Four rhino heads stolen from museum in Dublin

Rhino horns stolen from museum storage
April 2013. Four rhinoceros heads were stolen from premises of the National Museum of Ireland late in the evening of Wednesday 17 April 2013. A security guard was overpowered by a number of raiders and tied up but has not been injured. He managed to free himself and notify Gardaí who are investigating the robbery.

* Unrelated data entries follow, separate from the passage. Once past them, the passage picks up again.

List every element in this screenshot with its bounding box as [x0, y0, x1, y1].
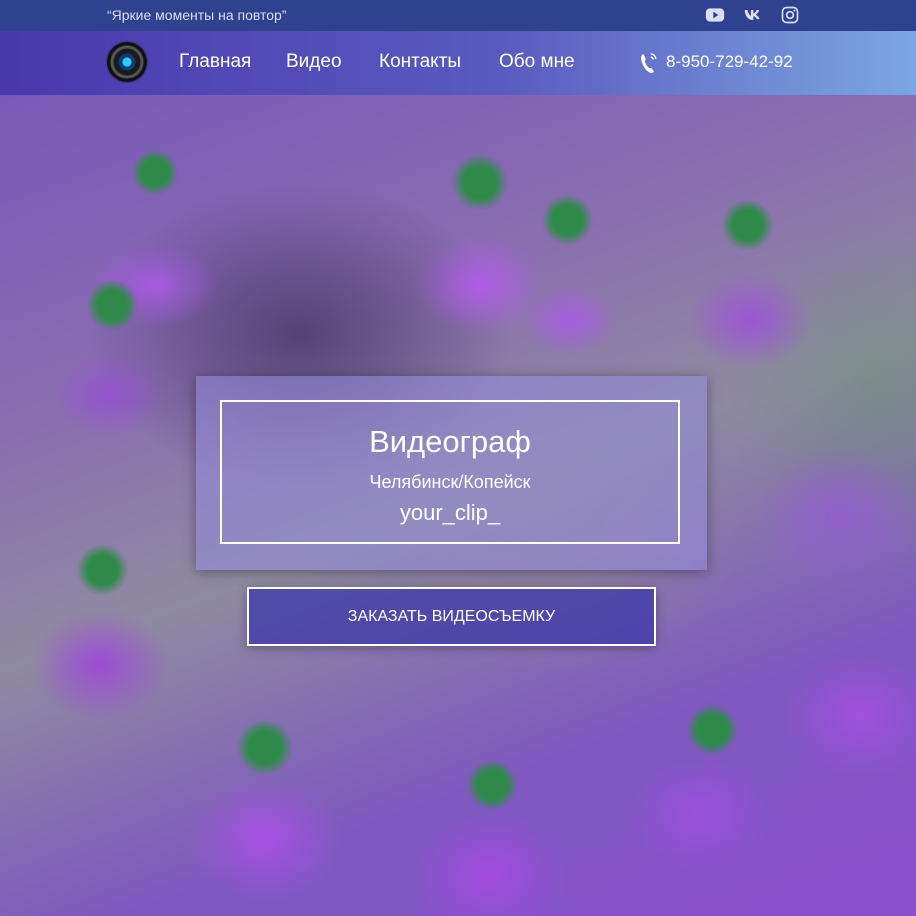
hero-handle: your_clip_	[399, 500, 501, 525]
flower-center	[85, 280, 140, 330]
flower-center	[130, 150, 180, 195]
nav-item-contacts[interactable]: Контакты	[379, 51, 461, 73]
hero-subtitle: Челябинск/Копейск	[369, 472, 531, 492]
phone-number[interactable]: 8-950-729-42-92	[666, 52, 793, 72]
youtube-icon[interactable]	[705, 5, 725, 25]
order-video-button[interactable]: ЗАКАЗАТЬ ВИДЕОСЪЕМКУ	[247, 587, 656, 646]
hero-card-frame: Видеограф Челябинск/Копейск your_clip_	[220, 400, 680, 544]
hero-title: Видеограф	[369, 424, 531, 459]
flower-center	[720, 200, 775, 250]
flower-center	[75, 545, 130, 595]
phone-icon	[641, 53, 657, 73]
flower-center	[685, 705, 740, 755]
flower-center	[235, 720, 295, 775]
flower-center	[465, 760, 520, 810]
flower-center	[540, 195, 595, 245]
vk-icon[interactable]	[743, 5, 763, 25]
flower-center	[450, 155, 510, 210]
nav-bar: Главная Видео Контакты Обо мне 8-950-729…	[0, 31, 916, 95]
camera-lens-icon[interactable]	[107, 42, 147, 82]
hero-card: Видеограф Челябинск/Копейск your_clip_	[196, 376, 707, 570]
tagline: “Яркие моменты на повтор”	[107, 7, 287, 23]
top-bar: “Яркие моменты на повтор”	[0, 0, 916, 31]
nav-item-video[interactable]: Видео	[286, 51, 342, 73]
nav-item-home[interactable]: Главная	[179, 51, 251, 73]
nav-item-about[interactable]: Обо мне	[499, 51, 575, 73]
instagram-icon[interactable]	[780, 5, 800, 25]
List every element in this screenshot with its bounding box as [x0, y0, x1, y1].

The stolen rhinoceros heads have a total of eight horns that have probably been taken to supply the illegal trade in powdered horn that is used in traditional medicines in the Far East. Their price is based on weight and the total amount stolen could have a street value in the region of €500,000. 

Not on display
Rhinoceros horns have been taken from rhinos poached in the wild for many years and several species of rhino have been brought to the edge of extinction because of this. In recent years, thieves have turned to museums and private collections that include rhino taxidermy and artworks that include rhino horn. Many museums have taken rhinoceros horn off display as a result. The National Museum of Ireland took the decision to remove all rhinoceros horn from display and the stolen specimens were placed in storage over a year ago. Currently there are no rhinoceros horns on display in the National Museum of Ireland - Natural History. 

Irish gang
The theft of rhino horn shows how organised criminals are always on the lookout for new and creative crime opportunities. Significant players within this area of crime have been identified as an Irish and ethnically-Irish organised criminal group, who are known to use intimidation and violence to achieve their ends. To source and acquire rhino horns, the group has targeted antique dealers, auction houses, art galleries, museums, private collections and zoos, resorting to theft and aggravated burglary where necessary. To sell specimens, they have exploited international auction houses in the UK, France, USA and China.

Elements of this group are also involved in a variety of other serious crimes across the European Union such as drugs trafficking, organised robbery, distribution of counterfeit products, tarmac fraud and money laundering. Outside the EU, they have been active in North and South America, South Africa, China and Australia.